How the Deployment Works#

Because widgets.js is a widely used file with a well-known name (its URL is platform.twitter.com/widgets.js), it includes no version number in its name, which makes it difficult to control the progress of its deployment.

Twitter has preferred to keep a single unversioned file for the convenience of its users. If the file had a version number, the deployment would consist of forcing the user to change the script's load address. This is what most JavaScript libraries like jQuery or Bootstrap do.

By always having the same load address (additionally, browsers use their own cache to keep a local copy), the problem now lies in invalidating the old file in Twitter's own DNS and pointing to the new one.

Twitter's deployment architecture
Twitter's deployment architecture

To achieve this, Twitter has had to create its own configuration to carry it out.

DNS Management Service: this service allows Twitter to control how platform.twitter.com resolves to an IP address. Using geographic regions for the phased deployment, they use the following rules:

  • Phase 1: 5% of traffic from region A gets the resource called IP2; the rest uses IP1.
  • Phase 2: 100% of traffic from region A uses IP2 and the rest uses IP1.
  • Phase 3: 100% of traffic uses IP2. This includes TOR traffic and any request whose region is unknown.

CDN (Content Delivery Network): this service allows static resources to be served quickly to many points around the world. Twitter has theirs configured so that if a request comes from IP1, the file is served from origin 1; otherwise it is served from origin 2.

Origin: a storage service like Amazon S3 where the widgets.js file is uploaded.
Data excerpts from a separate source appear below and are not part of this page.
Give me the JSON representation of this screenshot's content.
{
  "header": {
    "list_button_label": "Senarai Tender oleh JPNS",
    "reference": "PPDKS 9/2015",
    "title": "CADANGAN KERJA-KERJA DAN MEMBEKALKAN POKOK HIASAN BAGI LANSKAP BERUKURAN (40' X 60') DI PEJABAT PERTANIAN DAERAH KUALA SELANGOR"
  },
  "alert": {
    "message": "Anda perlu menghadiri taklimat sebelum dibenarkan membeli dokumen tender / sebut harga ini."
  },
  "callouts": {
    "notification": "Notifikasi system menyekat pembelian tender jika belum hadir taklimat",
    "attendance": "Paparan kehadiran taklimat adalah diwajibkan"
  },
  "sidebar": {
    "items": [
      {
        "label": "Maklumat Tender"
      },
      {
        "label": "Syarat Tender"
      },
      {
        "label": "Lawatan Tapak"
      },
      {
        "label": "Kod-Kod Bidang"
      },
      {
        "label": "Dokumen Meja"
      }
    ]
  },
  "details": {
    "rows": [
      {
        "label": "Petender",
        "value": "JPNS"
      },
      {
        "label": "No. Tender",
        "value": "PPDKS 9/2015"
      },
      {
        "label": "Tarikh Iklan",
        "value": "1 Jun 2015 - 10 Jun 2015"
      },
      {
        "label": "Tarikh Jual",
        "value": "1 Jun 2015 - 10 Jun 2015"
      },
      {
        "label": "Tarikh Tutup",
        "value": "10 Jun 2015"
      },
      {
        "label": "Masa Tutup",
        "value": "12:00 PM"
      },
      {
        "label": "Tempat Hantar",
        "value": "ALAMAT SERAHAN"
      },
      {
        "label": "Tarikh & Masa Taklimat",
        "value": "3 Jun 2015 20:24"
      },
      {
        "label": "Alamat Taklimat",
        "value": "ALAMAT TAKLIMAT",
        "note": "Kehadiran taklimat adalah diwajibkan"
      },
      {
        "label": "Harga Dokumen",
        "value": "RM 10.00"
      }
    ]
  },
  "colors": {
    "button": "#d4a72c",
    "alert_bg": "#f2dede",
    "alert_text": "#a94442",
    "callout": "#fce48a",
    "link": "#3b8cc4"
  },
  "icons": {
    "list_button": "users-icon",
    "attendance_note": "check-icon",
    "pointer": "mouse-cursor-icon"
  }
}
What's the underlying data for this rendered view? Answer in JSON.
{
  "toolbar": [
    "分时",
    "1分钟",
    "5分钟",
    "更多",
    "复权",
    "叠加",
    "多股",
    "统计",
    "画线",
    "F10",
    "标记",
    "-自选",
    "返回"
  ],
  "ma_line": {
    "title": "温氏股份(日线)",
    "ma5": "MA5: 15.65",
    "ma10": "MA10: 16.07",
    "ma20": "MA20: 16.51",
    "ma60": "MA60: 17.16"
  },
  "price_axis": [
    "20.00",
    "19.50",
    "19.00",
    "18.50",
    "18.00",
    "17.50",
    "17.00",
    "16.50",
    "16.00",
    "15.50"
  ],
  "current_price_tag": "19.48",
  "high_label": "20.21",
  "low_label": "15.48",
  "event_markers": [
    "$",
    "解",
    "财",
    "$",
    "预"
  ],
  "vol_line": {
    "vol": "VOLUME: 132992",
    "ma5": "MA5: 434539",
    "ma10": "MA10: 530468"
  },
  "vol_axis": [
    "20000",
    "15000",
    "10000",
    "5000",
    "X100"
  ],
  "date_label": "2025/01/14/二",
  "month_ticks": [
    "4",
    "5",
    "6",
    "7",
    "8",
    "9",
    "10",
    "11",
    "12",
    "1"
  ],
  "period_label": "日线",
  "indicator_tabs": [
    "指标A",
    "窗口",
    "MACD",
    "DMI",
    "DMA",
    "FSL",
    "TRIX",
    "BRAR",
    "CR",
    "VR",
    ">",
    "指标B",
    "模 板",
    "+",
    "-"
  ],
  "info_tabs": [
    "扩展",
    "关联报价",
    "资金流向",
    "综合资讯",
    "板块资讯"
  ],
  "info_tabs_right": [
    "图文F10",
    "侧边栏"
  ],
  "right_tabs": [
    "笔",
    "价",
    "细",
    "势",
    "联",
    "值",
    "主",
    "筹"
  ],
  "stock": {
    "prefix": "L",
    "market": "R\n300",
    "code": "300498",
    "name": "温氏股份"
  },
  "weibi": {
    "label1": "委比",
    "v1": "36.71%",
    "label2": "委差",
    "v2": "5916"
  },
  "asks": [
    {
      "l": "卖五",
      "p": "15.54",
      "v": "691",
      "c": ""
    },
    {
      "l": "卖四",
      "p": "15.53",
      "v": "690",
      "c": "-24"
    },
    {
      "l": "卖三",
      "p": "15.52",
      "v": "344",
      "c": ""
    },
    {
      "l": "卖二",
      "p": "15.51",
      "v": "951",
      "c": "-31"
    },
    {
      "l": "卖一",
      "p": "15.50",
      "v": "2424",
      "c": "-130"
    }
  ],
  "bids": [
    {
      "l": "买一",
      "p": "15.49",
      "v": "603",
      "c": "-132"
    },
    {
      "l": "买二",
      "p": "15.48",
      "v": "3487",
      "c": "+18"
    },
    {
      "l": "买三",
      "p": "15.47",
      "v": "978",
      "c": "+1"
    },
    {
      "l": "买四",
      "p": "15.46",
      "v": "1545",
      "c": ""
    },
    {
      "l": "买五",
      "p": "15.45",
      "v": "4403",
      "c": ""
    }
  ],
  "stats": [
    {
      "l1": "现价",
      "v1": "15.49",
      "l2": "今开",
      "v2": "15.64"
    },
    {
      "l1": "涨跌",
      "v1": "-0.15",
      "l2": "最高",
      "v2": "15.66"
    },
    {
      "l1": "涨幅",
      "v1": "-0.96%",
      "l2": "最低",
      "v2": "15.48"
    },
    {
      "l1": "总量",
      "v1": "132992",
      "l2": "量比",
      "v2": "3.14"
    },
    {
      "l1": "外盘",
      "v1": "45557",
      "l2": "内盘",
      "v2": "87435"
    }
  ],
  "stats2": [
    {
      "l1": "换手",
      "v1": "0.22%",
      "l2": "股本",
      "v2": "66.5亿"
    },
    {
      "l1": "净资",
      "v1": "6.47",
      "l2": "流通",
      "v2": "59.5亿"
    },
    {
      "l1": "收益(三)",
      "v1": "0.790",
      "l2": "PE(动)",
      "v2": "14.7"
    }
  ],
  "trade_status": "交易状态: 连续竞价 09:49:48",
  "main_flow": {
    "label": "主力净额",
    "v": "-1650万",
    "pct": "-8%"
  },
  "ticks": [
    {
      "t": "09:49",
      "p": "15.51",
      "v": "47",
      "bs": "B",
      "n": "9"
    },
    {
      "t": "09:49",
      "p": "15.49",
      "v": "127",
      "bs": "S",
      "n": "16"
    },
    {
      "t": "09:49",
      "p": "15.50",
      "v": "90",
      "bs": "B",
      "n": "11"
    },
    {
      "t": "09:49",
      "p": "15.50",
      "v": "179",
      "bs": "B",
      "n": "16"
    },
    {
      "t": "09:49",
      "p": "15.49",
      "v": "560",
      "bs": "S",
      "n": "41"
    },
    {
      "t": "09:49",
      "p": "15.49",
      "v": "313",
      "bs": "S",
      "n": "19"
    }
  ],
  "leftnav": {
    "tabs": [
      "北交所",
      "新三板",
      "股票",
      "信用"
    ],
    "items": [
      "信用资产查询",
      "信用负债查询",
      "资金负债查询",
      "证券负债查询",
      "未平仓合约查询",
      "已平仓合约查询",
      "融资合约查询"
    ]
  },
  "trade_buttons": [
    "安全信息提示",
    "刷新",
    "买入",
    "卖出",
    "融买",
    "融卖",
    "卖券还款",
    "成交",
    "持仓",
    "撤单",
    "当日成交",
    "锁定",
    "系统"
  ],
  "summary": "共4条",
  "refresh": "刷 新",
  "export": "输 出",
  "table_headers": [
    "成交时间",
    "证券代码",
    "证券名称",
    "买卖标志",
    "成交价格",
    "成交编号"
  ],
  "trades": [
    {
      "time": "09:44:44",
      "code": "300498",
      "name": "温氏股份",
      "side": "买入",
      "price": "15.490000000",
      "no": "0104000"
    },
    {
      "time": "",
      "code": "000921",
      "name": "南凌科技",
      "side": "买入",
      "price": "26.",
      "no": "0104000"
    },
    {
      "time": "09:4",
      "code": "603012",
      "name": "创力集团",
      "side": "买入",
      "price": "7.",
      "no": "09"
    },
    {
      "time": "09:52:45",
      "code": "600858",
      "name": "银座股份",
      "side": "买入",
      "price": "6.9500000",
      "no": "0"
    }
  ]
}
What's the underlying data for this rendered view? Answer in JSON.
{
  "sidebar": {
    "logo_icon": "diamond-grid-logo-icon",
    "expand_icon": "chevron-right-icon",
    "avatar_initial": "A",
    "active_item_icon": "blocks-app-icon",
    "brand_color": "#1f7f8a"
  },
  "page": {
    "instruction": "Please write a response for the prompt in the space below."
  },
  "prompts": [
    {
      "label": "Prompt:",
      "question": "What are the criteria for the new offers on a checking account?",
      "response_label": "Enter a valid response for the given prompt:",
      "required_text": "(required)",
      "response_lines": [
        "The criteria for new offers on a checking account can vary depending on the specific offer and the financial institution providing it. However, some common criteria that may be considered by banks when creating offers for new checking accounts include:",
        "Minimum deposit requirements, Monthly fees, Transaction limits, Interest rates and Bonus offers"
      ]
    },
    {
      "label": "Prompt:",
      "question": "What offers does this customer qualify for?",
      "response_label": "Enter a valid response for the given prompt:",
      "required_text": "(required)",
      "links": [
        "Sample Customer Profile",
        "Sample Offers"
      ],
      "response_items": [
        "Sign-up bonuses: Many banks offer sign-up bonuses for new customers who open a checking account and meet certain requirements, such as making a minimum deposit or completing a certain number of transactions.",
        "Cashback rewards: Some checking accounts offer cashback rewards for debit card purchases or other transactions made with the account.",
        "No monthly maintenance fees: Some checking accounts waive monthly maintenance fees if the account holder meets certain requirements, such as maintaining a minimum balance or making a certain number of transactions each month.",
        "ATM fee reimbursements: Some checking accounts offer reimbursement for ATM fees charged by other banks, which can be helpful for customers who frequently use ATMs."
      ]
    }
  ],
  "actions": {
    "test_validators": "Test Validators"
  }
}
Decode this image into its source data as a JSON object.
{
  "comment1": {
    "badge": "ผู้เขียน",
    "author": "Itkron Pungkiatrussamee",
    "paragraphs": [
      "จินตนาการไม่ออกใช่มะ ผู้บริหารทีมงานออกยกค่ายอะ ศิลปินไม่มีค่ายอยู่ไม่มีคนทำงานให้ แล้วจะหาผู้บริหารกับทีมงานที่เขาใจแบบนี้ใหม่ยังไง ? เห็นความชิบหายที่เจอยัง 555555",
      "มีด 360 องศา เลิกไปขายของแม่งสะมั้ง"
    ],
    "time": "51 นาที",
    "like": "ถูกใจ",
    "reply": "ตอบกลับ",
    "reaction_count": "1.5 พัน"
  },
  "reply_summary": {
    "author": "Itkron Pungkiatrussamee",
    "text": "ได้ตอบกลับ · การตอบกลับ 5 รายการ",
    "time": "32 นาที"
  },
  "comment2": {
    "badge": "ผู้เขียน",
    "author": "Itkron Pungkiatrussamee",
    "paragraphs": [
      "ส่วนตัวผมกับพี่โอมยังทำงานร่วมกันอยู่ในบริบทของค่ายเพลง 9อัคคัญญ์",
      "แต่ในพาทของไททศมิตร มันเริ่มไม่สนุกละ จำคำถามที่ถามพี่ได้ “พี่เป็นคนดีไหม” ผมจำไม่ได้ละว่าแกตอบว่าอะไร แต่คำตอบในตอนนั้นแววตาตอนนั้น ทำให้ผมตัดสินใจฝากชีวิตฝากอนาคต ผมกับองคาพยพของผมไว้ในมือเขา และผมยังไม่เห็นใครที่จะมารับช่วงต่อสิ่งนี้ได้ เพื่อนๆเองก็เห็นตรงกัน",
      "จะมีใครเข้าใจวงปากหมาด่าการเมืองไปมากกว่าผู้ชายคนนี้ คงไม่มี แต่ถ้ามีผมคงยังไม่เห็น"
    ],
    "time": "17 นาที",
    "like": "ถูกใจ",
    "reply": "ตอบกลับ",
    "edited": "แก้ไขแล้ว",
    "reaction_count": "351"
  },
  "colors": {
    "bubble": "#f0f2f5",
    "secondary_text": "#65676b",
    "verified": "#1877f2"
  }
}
The CDN asks the origin for the latest version of the file when it is served.

By default all requests are served by origin 1. The deployment begins by uploading a new version of the widgets.js file to origin 2. Twitter then starts moving traffic towards origin 2 using the phases described above in the DNS. If the deployment is successful, the files are copied from origin 2 to origin 1 and all traffic is reset to origin 1.

Conclusion#

In summary, what Twitter has are two copies of the widgets.js file: the current one (which is in origin 1) and the new one (which is in origin 2). Using phases, it "forces" its users via DNS to download the new version instead of the old one, and once they are confident everything went well, they overwrite the old origin 1 with the new origin 2.

This gives us a fairly general view of how something as simple as deploying a single file to clients involves an entire engineering process behind the scenes, due to the enormous concurrency and usage of the software.